Bautista turned on the inside fastball that was down and, rather than hit it into the stands hit it on the ground.
“I got him to do just what I wanted him to,” Millwood said. “He just hit it a lot harder than I wanted …”
Bautista’s ground ball rocketed off third baseman Kyle Seager for a tough error that in essence gave Toronto a three-run inning, which led to the eventual 7-0 loss and end to the Mariners’ four-game winning streak.
No, the Mariners offense couldn’t solve ex-Mariner Brandon Morrow or three Blue Jays relievers. And no, Hisashi Iwakuma’s second big-league appearance wasn’t what he’d hoped — one inning, four runs allowed on an eighth-inning grand slam.
Still, the key to the game was likely Seager’s error, which allowed the first run of the game.
“If I make that play, the inning is over,” Seager said. “I felt like I should have made that play. It was hit right at me.”
The issue wasn’t direction but velocity.
One of the better power hitters in the American League, Bautista got all of that Millwood fastball — he just happened to hit it on the ground.
“That’s a tough, tough play for any third baseman,” manager Eric Wedge said.
“I can’t fault anyone for not making that play,” Millwood said. “It happens. That inning kind of got away, but I got through seven innings and shut them down after that.
“I’m not satisfied, but it was better than my last two starts.”
While the game didn’t officially get away until Iwakuma worked the eighth, allowing two hits, a walk and then Edwin Encarnacion’s sixth home run — and first grand slam — the Mariners probably lost it in the first six innings.
Those were against Morrow, the right-hander Seattle traded for Brandon League in the winter of 2009. He has pitched well as a Blue Jay, but never better than when facing the Mariners.
Coming in, Morrow was 2-0 with a 2.77 earned run average in two starts against his former team, and this time he worked six shutout innings, did not walk a batter and struck out a season-high nine.
It was the 44th time in Morrow’s career he’d pitched at least six innings, and the first time he did so without issuing a walk.
“He’s got a good fastball and today he kept it down on us,” Brendan Ryan said. “That made his slider a lot more effective. And his slider is like 89-90 mph — that’s one of the harder sliders you’ll see.
“I got a couple of pitches but fouled them off, and then he came in with that slider …”
Seattle managed five hits in the first six innings, got Seager as far as second base in the second inning and Michael Saunders to third base in the fifth inning.

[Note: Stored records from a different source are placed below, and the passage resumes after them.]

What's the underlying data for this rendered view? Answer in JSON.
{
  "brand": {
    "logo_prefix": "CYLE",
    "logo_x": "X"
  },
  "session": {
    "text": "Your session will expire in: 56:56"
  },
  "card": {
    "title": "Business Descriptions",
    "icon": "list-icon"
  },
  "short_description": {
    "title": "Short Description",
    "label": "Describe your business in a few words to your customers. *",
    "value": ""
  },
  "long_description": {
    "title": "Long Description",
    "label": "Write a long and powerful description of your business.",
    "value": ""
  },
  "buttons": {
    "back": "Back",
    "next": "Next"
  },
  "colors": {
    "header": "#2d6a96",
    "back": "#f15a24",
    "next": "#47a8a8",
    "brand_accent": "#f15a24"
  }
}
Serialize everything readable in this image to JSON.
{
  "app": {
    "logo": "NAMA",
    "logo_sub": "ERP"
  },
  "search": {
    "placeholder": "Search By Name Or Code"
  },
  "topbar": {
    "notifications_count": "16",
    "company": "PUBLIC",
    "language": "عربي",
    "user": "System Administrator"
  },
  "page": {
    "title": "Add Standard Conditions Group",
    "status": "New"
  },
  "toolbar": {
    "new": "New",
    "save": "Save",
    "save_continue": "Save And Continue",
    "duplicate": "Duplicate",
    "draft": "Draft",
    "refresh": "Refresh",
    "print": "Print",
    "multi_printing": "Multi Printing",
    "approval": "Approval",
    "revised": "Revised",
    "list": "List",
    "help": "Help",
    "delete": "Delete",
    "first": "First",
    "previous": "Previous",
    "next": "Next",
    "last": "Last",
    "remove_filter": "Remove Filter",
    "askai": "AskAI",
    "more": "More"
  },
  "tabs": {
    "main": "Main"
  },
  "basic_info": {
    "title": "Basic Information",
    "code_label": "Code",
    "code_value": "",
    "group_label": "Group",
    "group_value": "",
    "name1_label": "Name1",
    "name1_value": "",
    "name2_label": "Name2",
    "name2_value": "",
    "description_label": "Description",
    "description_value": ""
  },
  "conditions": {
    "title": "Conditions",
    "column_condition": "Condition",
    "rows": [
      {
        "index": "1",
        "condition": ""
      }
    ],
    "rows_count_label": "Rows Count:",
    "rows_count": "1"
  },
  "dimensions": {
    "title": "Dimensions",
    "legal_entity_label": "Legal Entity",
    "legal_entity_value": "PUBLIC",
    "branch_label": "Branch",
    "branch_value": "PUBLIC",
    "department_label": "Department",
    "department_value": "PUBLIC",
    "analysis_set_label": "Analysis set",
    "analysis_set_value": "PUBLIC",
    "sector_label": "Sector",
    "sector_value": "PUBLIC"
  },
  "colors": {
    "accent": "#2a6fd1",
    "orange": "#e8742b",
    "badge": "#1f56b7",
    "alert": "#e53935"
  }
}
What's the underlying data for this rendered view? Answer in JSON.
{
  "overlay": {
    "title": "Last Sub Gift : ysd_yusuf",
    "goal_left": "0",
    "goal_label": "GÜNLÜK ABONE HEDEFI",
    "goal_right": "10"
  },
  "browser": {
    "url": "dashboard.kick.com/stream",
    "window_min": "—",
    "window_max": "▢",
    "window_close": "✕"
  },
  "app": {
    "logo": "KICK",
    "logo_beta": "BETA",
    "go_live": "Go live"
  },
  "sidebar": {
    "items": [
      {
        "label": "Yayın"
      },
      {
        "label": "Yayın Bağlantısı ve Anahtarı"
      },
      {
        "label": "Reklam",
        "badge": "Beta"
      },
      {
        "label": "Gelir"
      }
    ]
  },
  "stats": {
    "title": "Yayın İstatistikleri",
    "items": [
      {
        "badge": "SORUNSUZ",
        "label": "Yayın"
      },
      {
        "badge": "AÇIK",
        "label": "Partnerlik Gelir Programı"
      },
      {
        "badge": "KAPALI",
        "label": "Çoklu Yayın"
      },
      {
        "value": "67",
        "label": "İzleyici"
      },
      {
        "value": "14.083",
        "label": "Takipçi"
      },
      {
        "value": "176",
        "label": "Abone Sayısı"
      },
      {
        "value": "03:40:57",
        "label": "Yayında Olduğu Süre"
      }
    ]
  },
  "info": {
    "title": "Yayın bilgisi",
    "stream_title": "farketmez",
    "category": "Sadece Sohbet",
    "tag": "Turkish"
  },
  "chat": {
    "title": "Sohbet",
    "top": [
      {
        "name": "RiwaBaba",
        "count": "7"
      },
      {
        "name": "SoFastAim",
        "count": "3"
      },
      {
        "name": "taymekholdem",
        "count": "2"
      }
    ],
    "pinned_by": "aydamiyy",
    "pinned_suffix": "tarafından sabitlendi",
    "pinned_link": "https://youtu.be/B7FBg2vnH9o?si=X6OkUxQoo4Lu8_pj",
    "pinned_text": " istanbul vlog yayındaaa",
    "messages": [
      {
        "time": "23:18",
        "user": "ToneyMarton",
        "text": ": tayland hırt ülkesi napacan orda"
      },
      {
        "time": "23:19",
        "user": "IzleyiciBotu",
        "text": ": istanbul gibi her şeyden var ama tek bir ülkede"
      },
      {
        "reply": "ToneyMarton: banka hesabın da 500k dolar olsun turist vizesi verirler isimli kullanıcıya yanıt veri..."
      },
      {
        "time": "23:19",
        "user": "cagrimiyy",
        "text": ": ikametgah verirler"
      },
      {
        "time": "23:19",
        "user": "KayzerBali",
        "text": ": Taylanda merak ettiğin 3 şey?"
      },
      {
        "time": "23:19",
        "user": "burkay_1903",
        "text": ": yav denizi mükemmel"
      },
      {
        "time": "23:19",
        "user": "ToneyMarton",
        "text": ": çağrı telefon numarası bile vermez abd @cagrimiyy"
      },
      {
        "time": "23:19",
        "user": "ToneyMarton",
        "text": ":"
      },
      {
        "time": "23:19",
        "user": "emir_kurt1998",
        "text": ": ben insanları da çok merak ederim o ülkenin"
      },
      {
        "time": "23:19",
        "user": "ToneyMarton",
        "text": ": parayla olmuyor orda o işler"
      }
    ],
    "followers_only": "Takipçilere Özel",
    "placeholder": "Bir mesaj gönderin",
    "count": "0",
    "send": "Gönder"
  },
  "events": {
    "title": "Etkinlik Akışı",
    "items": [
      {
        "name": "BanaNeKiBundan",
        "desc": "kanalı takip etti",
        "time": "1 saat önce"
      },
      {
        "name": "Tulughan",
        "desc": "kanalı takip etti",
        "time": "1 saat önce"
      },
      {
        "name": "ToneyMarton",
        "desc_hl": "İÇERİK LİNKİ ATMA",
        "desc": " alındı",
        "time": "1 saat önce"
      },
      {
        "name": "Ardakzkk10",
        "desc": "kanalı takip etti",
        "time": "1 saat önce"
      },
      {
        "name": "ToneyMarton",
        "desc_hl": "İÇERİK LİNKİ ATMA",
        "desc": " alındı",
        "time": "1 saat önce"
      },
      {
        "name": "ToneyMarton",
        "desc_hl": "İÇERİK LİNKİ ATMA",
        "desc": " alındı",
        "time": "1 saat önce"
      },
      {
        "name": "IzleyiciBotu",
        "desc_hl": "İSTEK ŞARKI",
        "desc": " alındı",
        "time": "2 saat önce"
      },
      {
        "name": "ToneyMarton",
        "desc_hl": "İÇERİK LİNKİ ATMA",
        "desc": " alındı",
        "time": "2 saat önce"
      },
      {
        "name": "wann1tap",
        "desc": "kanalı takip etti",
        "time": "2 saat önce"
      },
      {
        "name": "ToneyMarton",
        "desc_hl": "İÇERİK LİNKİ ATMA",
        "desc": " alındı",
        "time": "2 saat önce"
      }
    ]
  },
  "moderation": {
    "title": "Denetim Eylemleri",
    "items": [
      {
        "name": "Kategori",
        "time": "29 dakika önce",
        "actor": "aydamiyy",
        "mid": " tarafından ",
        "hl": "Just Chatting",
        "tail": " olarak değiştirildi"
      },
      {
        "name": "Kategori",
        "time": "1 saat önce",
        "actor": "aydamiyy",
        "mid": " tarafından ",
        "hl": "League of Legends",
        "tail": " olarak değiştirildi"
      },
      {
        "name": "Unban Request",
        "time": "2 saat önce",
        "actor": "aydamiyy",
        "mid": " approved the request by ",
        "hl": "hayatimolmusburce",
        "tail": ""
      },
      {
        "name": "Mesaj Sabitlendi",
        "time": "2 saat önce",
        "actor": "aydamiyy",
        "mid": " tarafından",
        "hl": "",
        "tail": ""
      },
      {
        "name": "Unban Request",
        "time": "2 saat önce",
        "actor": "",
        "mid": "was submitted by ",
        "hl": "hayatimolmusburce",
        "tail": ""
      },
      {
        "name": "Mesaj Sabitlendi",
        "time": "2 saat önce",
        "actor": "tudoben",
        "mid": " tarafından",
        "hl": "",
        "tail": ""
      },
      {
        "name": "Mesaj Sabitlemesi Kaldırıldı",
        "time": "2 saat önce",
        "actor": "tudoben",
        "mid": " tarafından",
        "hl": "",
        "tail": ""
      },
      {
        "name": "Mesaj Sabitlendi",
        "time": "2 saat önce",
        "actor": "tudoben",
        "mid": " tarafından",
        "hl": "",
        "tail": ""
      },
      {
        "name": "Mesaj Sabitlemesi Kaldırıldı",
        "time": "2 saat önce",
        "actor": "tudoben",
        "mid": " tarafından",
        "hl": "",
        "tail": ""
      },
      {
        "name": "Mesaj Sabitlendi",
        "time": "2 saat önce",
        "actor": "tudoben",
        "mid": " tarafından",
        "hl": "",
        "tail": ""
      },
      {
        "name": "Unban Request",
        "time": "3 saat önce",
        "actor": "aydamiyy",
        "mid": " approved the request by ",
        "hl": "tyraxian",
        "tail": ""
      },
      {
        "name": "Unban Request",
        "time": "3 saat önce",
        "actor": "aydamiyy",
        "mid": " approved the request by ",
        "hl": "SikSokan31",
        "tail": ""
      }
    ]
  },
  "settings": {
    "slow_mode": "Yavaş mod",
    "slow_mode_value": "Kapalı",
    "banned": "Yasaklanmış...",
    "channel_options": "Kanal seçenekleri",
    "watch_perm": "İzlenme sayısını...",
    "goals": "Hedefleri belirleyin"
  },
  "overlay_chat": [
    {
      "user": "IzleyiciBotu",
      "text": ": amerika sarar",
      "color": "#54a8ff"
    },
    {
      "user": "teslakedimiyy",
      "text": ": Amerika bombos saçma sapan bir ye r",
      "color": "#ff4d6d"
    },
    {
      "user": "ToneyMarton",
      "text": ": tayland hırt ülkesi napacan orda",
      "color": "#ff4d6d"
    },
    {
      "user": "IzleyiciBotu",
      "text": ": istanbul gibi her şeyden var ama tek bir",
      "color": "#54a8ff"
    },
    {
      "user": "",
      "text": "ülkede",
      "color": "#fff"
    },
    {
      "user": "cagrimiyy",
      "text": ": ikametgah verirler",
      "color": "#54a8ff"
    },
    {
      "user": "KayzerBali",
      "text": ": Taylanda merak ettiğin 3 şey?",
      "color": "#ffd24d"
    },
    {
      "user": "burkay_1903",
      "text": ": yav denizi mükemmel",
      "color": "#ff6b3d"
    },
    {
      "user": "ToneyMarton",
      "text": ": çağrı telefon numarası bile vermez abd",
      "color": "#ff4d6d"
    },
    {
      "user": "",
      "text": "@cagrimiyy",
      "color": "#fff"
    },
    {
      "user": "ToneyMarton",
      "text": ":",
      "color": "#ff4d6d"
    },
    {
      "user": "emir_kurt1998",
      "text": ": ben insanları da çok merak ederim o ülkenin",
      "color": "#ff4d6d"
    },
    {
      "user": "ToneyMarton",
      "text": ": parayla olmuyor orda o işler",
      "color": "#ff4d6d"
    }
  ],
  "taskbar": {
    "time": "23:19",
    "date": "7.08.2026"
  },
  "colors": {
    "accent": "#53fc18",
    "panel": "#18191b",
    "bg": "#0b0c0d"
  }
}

After the drama of Friday’s game, when the Mariners scored eight times after the sixth inning, the loss that snapped their four-game winning streak was relatively stress-free.
“We never got much going,” Wedge said. “Morrow was real good. He’s got that great arm and he was ‘on.’”
Six hits in nine innings was all Seattle mustered, with Seager and Ichiro each getting two, Saunders and Olivo one each.
One game after the Mariners used everyone but Iwakuma in their bullpen, Millwood did a ‘save’ job in letting Seattle rest those arms.